From 0611aac45fae5a8f23d86f388b4b47b23cb7fd2a Mon Sep 17 00:00:00 2001
From: Nicole Tietz-Sokolskaya <me@ntietz.com>
Date: Mon, 3 Jun 2024 18:15:52 +0000
Subject: [PATCH] Escape HTML while parsing Markdown documents to remove XSS
 vulnerabilities (#4)

Here, I opted to use the Markdown parser's detection of HTML so that we don't add another library. This does limit users somewhat, because it means that *no* inline HTML is allowed, but I think this is acceptable: this is a platform for project management, not general-purpose publishing, so inline HTML is probably not necessary.
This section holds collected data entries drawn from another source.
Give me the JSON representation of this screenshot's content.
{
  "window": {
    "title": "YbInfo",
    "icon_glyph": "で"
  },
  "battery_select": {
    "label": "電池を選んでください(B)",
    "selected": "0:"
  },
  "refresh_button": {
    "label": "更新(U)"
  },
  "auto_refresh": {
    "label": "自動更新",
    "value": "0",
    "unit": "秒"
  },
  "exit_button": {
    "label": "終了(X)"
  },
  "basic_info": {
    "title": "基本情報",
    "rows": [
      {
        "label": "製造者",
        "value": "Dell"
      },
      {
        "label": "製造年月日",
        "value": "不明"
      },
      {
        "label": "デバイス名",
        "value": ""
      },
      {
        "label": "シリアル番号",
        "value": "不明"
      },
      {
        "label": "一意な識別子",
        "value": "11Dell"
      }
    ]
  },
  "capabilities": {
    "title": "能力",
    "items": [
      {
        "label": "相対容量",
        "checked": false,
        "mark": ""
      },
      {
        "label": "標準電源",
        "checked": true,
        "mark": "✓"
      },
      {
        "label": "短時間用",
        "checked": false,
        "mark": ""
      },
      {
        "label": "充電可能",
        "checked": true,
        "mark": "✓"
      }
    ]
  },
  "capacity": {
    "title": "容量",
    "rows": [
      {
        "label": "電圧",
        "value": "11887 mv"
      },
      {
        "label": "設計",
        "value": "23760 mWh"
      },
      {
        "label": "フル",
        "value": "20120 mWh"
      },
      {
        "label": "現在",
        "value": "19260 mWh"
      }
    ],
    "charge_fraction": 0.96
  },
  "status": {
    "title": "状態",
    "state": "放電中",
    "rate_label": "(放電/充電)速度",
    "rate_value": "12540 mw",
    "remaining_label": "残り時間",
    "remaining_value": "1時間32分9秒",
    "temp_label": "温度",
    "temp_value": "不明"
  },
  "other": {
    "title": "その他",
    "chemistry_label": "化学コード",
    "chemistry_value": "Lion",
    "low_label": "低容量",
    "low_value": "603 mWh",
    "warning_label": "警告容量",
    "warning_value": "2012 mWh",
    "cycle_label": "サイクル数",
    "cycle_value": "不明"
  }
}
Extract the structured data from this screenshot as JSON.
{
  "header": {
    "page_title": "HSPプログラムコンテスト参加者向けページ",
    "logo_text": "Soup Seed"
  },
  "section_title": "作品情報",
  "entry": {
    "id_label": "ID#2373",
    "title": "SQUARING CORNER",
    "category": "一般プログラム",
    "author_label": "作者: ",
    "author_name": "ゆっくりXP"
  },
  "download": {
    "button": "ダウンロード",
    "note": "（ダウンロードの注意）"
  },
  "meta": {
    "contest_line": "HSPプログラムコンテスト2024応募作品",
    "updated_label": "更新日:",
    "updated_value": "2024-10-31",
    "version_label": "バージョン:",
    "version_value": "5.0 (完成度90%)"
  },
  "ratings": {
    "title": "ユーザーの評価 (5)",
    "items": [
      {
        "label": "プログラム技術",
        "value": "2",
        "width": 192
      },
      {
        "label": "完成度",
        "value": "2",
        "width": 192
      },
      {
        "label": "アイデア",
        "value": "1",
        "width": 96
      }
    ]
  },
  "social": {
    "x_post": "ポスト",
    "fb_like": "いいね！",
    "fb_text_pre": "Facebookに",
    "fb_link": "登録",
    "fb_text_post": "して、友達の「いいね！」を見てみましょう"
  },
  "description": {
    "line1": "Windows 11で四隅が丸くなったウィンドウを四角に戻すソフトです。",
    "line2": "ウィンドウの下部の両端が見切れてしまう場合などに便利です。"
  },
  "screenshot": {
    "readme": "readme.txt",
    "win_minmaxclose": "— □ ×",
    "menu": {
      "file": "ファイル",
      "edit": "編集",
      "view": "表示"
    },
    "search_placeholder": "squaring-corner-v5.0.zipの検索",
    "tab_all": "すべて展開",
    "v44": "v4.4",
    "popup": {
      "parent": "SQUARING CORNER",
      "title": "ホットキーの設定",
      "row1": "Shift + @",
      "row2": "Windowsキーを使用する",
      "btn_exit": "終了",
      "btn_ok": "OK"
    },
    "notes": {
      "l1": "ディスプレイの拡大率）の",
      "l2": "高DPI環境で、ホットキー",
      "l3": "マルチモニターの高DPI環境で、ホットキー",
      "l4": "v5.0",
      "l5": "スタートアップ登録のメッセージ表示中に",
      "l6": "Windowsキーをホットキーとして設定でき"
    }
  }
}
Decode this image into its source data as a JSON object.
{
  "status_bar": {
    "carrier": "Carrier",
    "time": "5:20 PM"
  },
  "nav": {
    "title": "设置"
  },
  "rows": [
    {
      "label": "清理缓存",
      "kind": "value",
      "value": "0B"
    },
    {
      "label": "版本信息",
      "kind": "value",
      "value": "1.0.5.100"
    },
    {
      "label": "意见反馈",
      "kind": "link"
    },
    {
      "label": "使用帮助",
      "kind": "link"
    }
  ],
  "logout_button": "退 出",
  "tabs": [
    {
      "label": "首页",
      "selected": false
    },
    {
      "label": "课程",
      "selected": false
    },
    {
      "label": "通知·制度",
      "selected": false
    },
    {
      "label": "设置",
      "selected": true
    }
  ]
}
There is a clear upgrade path in the future to add sanitizing instead of escaping tags, if we want.

This approach also gives us a clear place to plug in detection of extra things, like custom `@` tags or other features.

Reviewed-on: https://git.kittencollective.com/nicole/pique/pulls/4
---
 src/models/documents.rs | 15 ++++++++++++++-
 1 file changed, 14 insertions(+), 1 deletion(-)

diff --git a/src/models/documents.rs b/src/models/documents.rs
index 5674e8a..40ca3f5 100644
--- a/src/models/documents.rs
+++ b/src/models/documents.rs
@@ -25,8 +25,21 @@ impl Document {
 
         let parser = markdown::Parser::new_ext(&self.content, options);
 
+        // If we just process things as they are, we are vulnerable to XSS
+        // attacks, since users can inject any HTML they'd like. To prevent
+        // this, we convert any parsed HTML to just text. In the future, we can
+        // instead sanitize the HTML using something like
+        // [ammonia](https://crates.io/crates/ammonia) to make the HTML safer.
+        // Draws inspiration from
+        // [pulldown-cmark/pulldown-cmark#608](https://github.com/pulldown-cmark/pulldown-cmark/issues/608)
+        let escaped = parser.into_iter().map(|event| match event {
+            markdown::Event::Html(html) => markdown::Event::Text(html),
+            markdown::Event::InlineHtml(html) => markdown::Event::Text(html),
+            _ => event,
+        });
+
         let mut html_output = String::new();
-        markdown::html::push_html(&mut html_output, parser);
+        markdown::html::push_html(&mut html_output, escaped);
 
         html_output
     }